Logit-Entropy Adaptive Stopping Heuristic for Efficient Chain-of-Thought Reasoning
Mohammad Atif Quamar, Mohammad Areeb
TL;DR
LEASH addresses the high computational cost of chain-of-thought reasoning by introducing a training-free decoding heuristic that adaptively stops rationale generation. It monitors two intrinsic signals derived from logits, the local entropy slope $s_H$ and the top-logit margin improvement $\Delta M$, and halts when both plateau after a minimum rationale length, producing a concise final answer. Across four instruction-tuned LLMs on GSM8K and AQuA-RAT, LEASH achieves substantial token and latency reductions with a modest accuracy trade-off, demonstrating model-agnostic, training-free applicability and seamless integration with standard decoding. This approach offers a practical path to deploying reasoning-enabled LLMs under budget and latency constraints without architectural changes or extra supervision.
Abstract
Chain-of-Thought (CoT) prompting is a key technique for enabling complex reasoning in large language models. However, generating full, fixed-length rationales is computationally wasteful, inflating both token usage and latency.
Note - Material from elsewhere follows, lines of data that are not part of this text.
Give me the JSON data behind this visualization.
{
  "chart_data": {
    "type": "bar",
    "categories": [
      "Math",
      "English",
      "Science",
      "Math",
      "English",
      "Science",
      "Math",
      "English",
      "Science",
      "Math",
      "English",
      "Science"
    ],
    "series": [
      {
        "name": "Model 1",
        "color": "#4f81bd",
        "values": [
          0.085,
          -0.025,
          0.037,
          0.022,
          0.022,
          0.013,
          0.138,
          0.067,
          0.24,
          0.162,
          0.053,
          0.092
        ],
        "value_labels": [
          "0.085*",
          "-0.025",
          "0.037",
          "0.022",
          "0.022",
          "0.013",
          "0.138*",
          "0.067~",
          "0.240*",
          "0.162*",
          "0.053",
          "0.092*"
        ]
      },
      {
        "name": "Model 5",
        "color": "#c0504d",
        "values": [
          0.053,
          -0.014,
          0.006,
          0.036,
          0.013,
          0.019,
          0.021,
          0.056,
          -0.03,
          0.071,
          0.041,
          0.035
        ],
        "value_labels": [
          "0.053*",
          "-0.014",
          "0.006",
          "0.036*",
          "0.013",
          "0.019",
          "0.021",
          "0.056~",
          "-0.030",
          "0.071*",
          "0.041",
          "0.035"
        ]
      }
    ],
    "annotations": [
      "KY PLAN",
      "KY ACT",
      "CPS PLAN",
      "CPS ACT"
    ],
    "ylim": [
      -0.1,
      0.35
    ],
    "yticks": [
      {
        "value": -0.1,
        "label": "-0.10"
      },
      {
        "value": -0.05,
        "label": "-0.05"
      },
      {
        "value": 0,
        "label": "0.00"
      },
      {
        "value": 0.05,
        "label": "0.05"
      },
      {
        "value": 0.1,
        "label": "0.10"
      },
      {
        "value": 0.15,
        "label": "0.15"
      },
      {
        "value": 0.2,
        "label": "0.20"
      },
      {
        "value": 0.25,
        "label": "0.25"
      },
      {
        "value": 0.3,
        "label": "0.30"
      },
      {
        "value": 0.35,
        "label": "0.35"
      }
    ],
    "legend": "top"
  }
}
We introduce LEASH: Logit-Entropy Adaptive Stopping Heuristic, a training-free decoding algorithm that adaptively halts rationale generation. LEASH monitors two intrinsic signals: the slope of token-level entropy and the improvement in the top-logit margin. It terminates the generation once both signals plateau, indicating the model has reached a stable reasoning state. Across four instruction-tuned models on the GSM8K and AQuA-RAT benchmarks, LEASH reduces average token generation by 30--35% and latency by 27%, while incurring a 10 p.p. accuracy drop relative to CoT. LEASH is model-agnostic and requires no additional training or supervision, offering a simple and efficient alternative to CoT decoding.